The buzz over national brands versus private brands versus licensing of brands is at an all-time peak.
And the annual licensing show last week in New York certainly didn't do much to temper the boil. If anything, it just created more of a dilemma for home textiles retailers — one of the prime targets of the licensing bonanza.
We've just had the first volley in the Pillowtex derby with Target pulling in Fieldcrest — the ultimate irony now that it is selling the Marshall Field's business, the birthplace of the Fieldcrest brand.
More titillating is the scenario being unveiled in the Royal Velvet horse race. It looks like Kohl's preempted the script with its announcement that it would be a Royal Velvet player. The big question is who the other players will be — or will there be other players who will be comfortable with Kohl's???

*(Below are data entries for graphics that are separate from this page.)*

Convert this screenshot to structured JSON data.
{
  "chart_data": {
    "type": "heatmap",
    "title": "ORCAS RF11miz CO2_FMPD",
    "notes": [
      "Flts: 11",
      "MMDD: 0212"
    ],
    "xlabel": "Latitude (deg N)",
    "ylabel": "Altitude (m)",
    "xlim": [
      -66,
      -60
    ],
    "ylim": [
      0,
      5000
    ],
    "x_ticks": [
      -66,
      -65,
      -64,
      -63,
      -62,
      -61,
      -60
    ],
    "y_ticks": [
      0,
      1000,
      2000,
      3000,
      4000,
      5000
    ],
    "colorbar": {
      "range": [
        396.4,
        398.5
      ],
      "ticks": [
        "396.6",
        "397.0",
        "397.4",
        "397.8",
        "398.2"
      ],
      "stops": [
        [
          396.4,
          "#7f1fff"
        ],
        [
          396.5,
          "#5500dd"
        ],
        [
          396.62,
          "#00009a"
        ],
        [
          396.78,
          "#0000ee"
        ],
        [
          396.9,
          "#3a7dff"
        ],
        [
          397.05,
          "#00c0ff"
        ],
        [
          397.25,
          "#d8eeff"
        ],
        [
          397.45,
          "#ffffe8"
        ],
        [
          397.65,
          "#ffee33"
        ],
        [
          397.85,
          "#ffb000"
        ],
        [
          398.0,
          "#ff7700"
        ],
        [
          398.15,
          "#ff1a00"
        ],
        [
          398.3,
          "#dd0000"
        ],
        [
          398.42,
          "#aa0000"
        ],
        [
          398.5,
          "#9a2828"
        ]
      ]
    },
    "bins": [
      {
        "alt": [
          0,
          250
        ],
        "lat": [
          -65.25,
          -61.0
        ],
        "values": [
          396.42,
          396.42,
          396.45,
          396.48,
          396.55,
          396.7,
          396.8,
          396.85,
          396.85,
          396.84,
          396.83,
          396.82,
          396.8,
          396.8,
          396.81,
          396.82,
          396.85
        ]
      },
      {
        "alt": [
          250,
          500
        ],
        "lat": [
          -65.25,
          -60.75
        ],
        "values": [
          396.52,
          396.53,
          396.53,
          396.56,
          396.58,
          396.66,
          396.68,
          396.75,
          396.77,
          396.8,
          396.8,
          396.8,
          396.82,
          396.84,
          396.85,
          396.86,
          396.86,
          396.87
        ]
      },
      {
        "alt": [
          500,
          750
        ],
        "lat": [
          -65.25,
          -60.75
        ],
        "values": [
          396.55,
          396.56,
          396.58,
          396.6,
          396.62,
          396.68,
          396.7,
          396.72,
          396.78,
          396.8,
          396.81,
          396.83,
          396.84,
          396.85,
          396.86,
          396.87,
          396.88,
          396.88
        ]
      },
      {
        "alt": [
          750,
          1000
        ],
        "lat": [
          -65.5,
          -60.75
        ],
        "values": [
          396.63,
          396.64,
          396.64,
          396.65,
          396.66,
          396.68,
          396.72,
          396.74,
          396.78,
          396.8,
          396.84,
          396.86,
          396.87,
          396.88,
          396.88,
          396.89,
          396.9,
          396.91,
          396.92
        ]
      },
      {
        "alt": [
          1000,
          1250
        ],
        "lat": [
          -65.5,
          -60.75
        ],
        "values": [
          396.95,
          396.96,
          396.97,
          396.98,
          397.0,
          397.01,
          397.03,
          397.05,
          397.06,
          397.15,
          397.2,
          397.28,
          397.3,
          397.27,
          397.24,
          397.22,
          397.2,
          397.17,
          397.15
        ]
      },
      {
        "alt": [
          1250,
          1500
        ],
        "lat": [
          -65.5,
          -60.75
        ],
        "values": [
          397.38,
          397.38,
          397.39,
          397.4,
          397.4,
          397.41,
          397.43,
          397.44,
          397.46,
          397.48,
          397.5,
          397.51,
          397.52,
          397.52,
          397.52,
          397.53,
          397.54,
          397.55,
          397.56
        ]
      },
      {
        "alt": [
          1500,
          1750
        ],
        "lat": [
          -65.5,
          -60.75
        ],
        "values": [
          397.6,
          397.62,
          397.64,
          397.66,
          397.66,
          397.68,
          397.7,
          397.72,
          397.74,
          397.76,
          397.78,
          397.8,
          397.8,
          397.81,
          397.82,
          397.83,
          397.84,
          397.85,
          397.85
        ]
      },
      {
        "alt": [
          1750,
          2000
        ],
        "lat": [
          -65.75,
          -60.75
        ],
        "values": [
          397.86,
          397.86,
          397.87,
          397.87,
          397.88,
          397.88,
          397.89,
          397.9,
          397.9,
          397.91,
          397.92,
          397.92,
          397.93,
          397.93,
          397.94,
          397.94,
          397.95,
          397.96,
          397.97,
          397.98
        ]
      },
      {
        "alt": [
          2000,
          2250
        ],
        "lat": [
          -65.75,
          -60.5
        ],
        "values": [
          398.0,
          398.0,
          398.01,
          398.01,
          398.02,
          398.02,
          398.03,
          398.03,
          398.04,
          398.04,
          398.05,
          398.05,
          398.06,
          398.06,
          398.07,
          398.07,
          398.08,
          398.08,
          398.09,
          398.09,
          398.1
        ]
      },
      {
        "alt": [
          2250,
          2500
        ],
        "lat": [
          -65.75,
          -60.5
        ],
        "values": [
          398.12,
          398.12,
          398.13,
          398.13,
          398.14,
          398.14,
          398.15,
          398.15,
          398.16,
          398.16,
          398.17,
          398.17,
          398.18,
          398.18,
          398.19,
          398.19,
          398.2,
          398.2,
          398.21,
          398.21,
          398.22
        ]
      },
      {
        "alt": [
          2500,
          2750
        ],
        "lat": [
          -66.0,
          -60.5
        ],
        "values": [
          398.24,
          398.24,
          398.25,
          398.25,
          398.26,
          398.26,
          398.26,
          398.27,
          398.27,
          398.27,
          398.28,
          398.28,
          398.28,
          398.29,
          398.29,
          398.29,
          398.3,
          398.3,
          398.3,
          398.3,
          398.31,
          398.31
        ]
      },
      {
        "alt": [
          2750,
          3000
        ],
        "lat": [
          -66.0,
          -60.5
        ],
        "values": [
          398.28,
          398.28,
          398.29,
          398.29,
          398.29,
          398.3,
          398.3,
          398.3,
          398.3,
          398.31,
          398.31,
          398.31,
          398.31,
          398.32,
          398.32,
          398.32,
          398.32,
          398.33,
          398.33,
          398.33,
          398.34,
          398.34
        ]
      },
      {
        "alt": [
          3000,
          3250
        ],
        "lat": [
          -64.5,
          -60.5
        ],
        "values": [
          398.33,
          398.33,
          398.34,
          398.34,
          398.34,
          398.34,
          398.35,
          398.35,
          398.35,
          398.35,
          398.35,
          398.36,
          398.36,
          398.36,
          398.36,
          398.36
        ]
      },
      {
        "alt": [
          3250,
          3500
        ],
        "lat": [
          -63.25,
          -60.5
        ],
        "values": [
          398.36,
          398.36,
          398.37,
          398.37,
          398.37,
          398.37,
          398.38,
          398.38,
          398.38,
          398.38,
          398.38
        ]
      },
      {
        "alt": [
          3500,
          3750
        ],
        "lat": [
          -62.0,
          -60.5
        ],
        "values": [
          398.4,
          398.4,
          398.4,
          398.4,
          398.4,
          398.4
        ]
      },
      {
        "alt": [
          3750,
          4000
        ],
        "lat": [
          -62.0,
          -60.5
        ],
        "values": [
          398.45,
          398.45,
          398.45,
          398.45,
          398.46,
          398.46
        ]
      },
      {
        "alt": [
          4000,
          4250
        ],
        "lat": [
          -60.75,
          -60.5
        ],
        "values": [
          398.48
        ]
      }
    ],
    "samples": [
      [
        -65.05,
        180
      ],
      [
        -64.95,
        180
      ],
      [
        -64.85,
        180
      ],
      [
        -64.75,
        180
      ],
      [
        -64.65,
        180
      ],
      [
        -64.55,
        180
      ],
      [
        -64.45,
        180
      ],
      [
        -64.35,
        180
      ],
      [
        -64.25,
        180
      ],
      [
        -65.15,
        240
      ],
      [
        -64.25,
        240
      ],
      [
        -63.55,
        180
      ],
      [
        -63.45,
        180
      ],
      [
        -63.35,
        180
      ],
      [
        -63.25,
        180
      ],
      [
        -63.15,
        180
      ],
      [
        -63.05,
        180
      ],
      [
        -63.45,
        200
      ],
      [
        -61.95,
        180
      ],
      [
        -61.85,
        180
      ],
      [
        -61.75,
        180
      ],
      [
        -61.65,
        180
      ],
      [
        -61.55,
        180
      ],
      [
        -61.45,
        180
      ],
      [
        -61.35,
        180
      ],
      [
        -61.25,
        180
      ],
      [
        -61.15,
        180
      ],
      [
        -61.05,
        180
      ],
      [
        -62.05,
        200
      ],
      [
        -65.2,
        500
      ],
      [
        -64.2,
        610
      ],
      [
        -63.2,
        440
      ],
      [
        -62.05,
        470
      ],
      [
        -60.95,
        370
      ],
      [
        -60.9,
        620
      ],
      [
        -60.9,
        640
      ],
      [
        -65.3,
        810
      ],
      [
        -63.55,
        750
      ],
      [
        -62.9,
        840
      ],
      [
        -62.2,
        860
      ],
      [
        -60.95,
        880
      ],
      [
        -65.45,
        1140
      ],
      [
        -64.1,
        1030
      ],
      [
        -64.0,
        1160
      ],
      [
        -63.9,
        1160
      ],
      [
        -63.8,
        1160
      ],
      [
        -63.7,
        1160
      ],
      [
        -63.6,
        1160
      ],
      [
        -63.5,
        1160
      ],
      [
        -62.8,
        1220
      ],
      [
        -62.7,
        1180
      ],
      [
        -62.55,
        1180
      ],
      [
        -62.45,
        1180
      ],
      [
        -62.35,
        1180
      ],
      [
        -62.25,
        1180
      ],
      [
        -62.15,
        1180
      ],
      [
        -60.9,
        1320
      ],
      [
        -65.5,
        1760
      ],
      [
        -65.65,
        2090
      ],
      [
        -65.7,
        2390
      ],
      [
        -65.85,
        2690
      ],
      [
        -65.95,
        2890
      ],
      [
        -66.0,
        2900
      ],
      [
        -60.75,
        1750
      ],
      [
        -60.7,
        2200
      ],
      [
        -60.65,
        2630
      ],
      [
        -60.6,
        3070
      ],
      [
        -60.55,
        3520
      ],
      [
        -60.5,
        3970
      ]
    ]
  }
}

Then we go into that bubbling pot called licensing. The candidates seem to be coming out of the woodwork — TV performers and shows, cartoon characters, magazines, liquors and foodstuffs and, of course, the perennial TV characters.
And the field of licensors is taking myriad approaches. For the movie folks, more is better and the more distribution they get can from sheets, towel and top-of-bed pleases them no end. The question is how will retailers in this era of controlled distribution play in the everyone-into-the-pool mentality?
Then there are the passive licensors — like car companies, food companies, magazines and the like — to some it is a stretch to think of sheets and towels in association with stuff like cars. But then look at Eddie Bauer and its home line, and it also has a strong car-licensing program.
Put all of this licensing stuff into the same pot that has to contain the national brands — albeit few in the home world — and the burgeoning private brands at retailer after retailers, and one wonders where all the marketing ammunition will be found.
Obviously the major licensors have huge budgets and years of track records; and the key national brands have some of the firepower. But the key question is how do the retailers, with basically their own private label or what they prefer to refer to as private brands or former national brands, get the budgets to compete. Those are marketing challenges that cannot be developed overnight.